Date Thu, 25 Oct 2012 13:14:02 +0200


Lors de son IIe congrès en avril 1993 à Montreuil, Alternative Libertaire se
penchait sur la question de l'anti-étatisme contemporain. A l'orée des années 1990,
le PS puis le RPR déchaînaient l'offensive libérale contre les services publics et
la Sécurité sociale, ces "anomalies collectivistes" incrustées dans la société
marchande. AL opérait alors une mise à jour théorique. L'enjeu : distinguer dans le
secteur public ce qui relevait du «service public» et de l'utilité sociale, et ce
qui relevait du «service de l'État» et du maintien de l'ordre capitaliste. On notera
l'emploi fréquent du mot «citoyen», tombé depuis en désuétude dans les milieux
révolutionnaires, vu son dévoiement par le moralisme républicain. Une version longue
de cet extrait du IIe Congrès est disponible sur www.alternativelibertaire.org

Nous proposons aux révolutionnaires, aux autogestionnaires, de mener un combat
anti-étatiste, tout simplement parce que le socialisme authentique c'est la
démocratie, et que l'État, c'est l'antithèse de la démocratie. La démocratie c'est
le pouvoir exercé par le peuple. Et l'État c'est le centralisme, le pouvoir exercé
sur le peuple, du haut vers le bas. Ou les mots n'ont pas de sens, ou le mot État
désigne une machine pyramidale et hiérarchique, qui concentre le pouvoir au sommet,
et qui se donne tous les moyens coercitifs et violents nécessaires pour que ce
pouvoir centralisé s'impose aux dirigé-e-s.

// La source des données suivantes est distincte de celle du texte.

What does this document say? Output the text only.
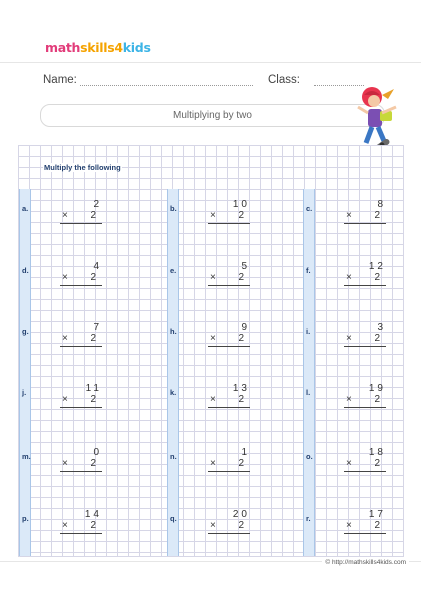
mathskills4kids
Name:	Class:
Multiplying by two
Multiply the following
a.	2
× 2
b.	10
× 2
c.	8
× 2
d.	4
× 2
e.	5
× 2
f.	12
× 2
g.	7
× 2
h.	9
× 2
i.	3
× 2
j.	11
× 2
k.	13
× 2
l.	19
× 2
m.	0
× 2
n.	1
× 2
o.	18
× 2
p.	14
× 2
q.	20
× 2
r.	17
× 2
© http://mathskills4kids.com
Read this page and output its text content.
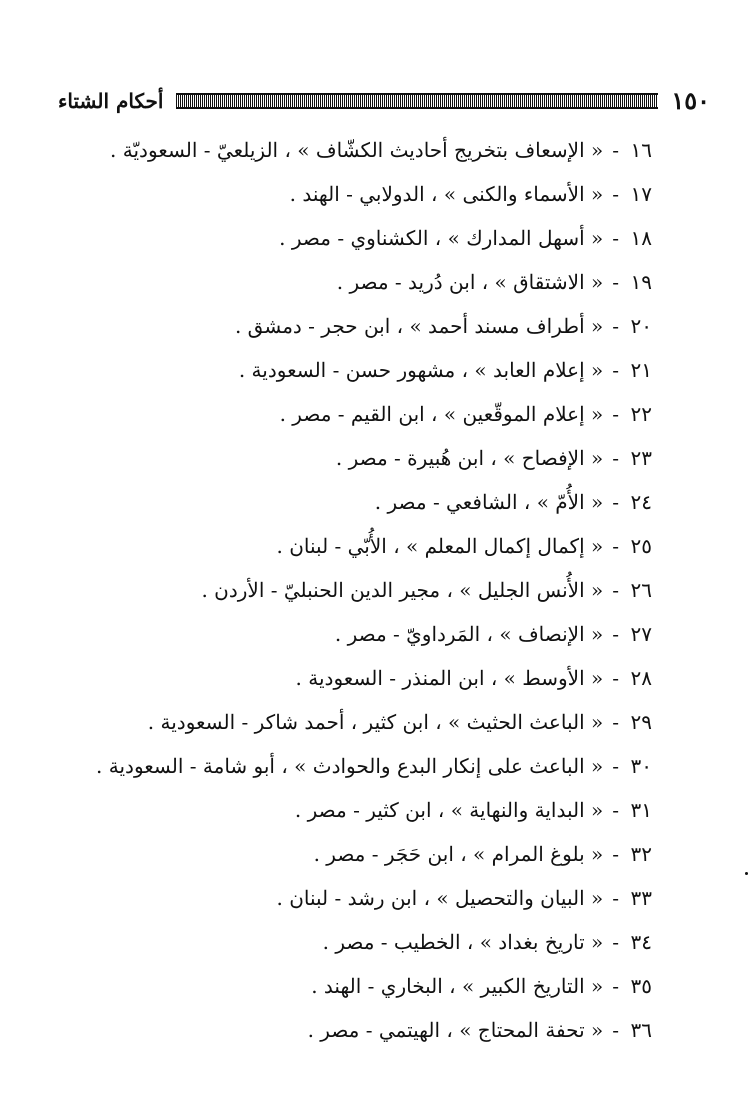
١٥٠
أحكام الشتاء
١٦-« الإسعاف بتخريج أحاديث الكشّاف » ، الزيلعيّ - السعوديّة .
١٧-« الأسماء والكنى » ، الدولابي - الهند .
١٨-« أسهل المدارك » ، الكشناوي - مصر .
١٩-« الاشتقاق » ، ابن دُريد - مصر .
٢٠-« أطراف مسند أحمد » ، ابن حجر - دمشق .
٢١-« إعلام العابد » ، مشهور حسن - السعودية .
٢٢-« إعلام الموقّعين » ، ابن القيم - مصر .
٢٣-« الإفصاح » ، ابن هُبيرة - مصر .
٢٤-« الأُمّ » ، الشافعي - مصر .
٢٥-« إكمال إكمال المعلم » ، الأُبّي - لبنان .
٢٦-« الأُنس الجليل » ، مجير الدين الحنبليّ - الأردن .
٢٧-« الإنصاف » ، المَرداويّ - مصر .
٢٨-« الأوسط » ، ابن المنذر - السعودية .
٢٩-« الباعث الحثيث » ، ابن كثير ، أحمد شاكر - السعودية .
٣٠-« الباعث على إنكار البدع والحوادث » ، أبو شامة - السعودية .
٣١-« البداية والنهاية » ، ابن كثير - مصر .
٣٢-« بلوغ المرام » ، ابن حَجَر - مصر .
٣٣-« البيان والتحصيل » ، ابن رشد - لبنان .
٣٤-« تاريخ بغداد » ، الخطيب - مصر .
٣٥-« التاريخ الكبير » ، البخاري - الهند .
٣٦-« تحفة المحتاج » ، الهيتمي - مصر .
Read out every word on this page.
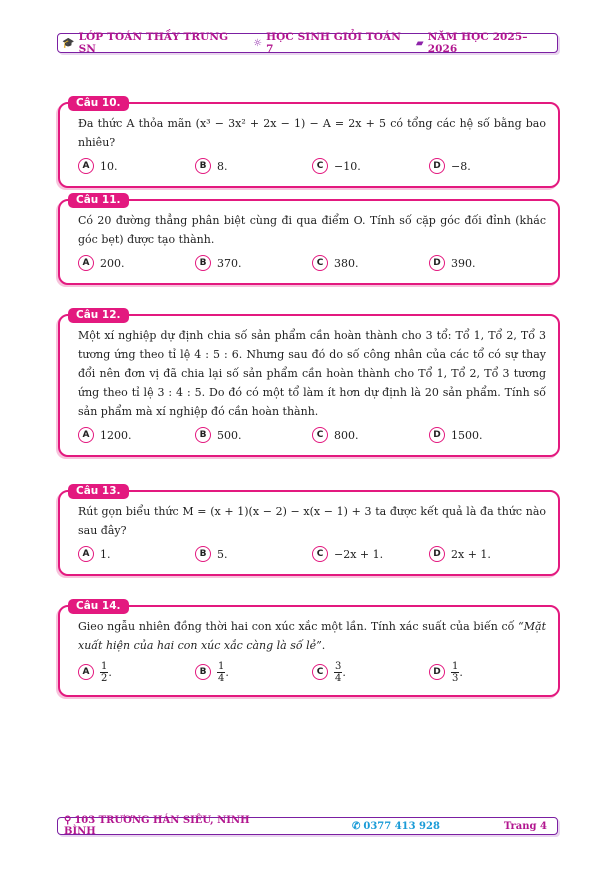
🎓 LỚP TOÁN THẦY TRUNG SN	☼ HỌC SINH GIỎI TOÁN 7	▰ NĂM HỌC 2025–2026
Câu 10.
Đa thức A thỏa mãn (x³ − 3x² + 2x − 1) − A = 2x + 5 có tổng các hệ số bằng bao nhiêu?
A 10.	B 8.	C −10.	D −8.
Câu 11.
Có 20 đường thẳng phân biệt cùng đi qua điểm O. Tính số cặp góc đối đỉnh (khác góc bẹt) được tạo thành.
A 200.	B 370.	C 380.	D 390.
Câu 12.
Một xí nghiệp dự định chia số sản phẩm cần hoàn thành cho 3 tổ: Tổ 1, Tổ 2, Tổ 3 tương ứng theo tỉ lệ 4 : 5 : 6. Nhưng sau đó do số công nhân của các tổ có sự thay đổi nên đơn vị đã chia lại số sản phẩm cần hoàn thành cho Tổ 1, Tổ 2, Tổ 3 tương ứng theo tỉ lệ 3 : 4 : 5. Do đó có một tổ làm ít hơn dự định là 20 sản phẩm. Tính số sản phẩm mà xí nghiệp đó cần hoàn thành.
A 1200.	B 500.	C 800.	D 1500.
Câu 13.
Rút gọn biểu thức M = (x + 1)(x − 2) − x(x − 1) + 3 ta được kết quả là đa thức nào sau đây?
A 1.	B 5.	C −2x + 1.	D 2x + 1.
Câu 14.
Gieo ngẫu nhiên đồng thời hai con xúc xắc một lần. Tính xác suất của biến cố “Mặt xuất hiện của hai con xúc xắc càng là số lẻ”.
A	$\frac{1}{2}$ .	B	$\frac{1}{4}$ .	C	$\frac{3}{4}$ .	D	$\frac{1}{3}$ .
⚲ 103 TRƯƠNG HÁN SIÊU, NINH BÌNH	✆ 0377 413 928	Trang 4
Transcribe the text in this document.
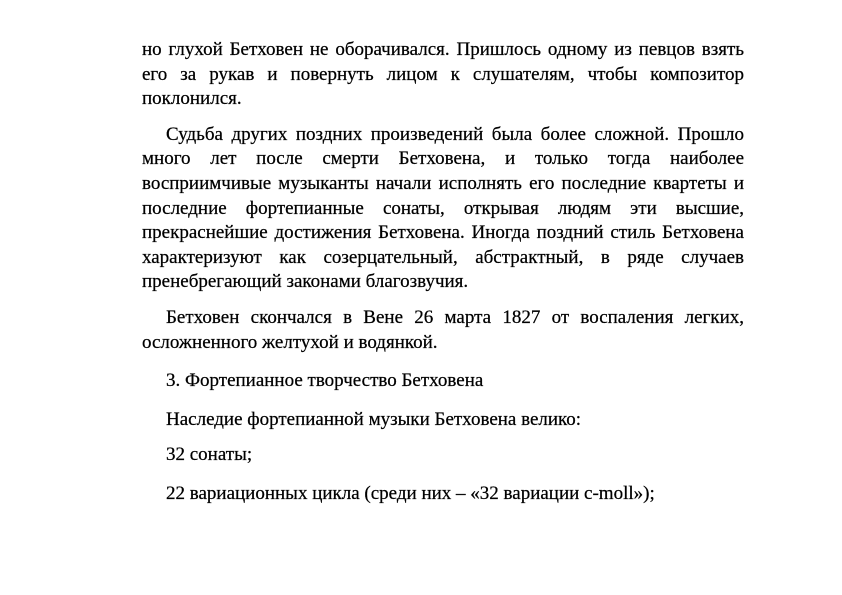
но глухой Бетховен не оборачивался. Пришлось одному из певцов взять его за рукав и повернуть лицом к слушателям, чтобы композитор поклонился.

Судьба других поздних произведений была более сложной. Прошло много лет после смерти Бетховена, и только тогда наиболее восприимчивые музыканты начали исполнять его последние квартеты и последние фортепианные сонаты, открывая людям эти высшие, прекраснейшие достижения Бетховена. Иногда поздний стиль Бетховена характеризуют как созерцательный, абстрактный, в ряде случаев пренебрегающий законами благозвучия.

Бетховен скончался в Вене 26 марта 1827 от воспаления легких, осложненного желтухой и водянкой.

3. Фортепианное творчество Бетховена

Наследие фортепианной музыки Бетховена велико:

32 сонаты;

22 вариационных цикла (среди них – «32 вариации c-moll»);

La révolution démocratique reste à
faire. Elle substituera à l'organisation étatique du pouvoir un mode d'exercice réel
de la souveraineté populaire. [...]

Nous sommes porteurs d'un projet alternatif de démocratie autogestionnaire. À
l'État, nous opposons la fédération. C'est-à-dire une forme alternative de
centralisation/décentralisation, articulant la démocratie directe à une démocratie
délégative, limitée et contrôlée, mise au service de la démocratie directe, les
grandes décisions étant soumises au mandat impératif de la population.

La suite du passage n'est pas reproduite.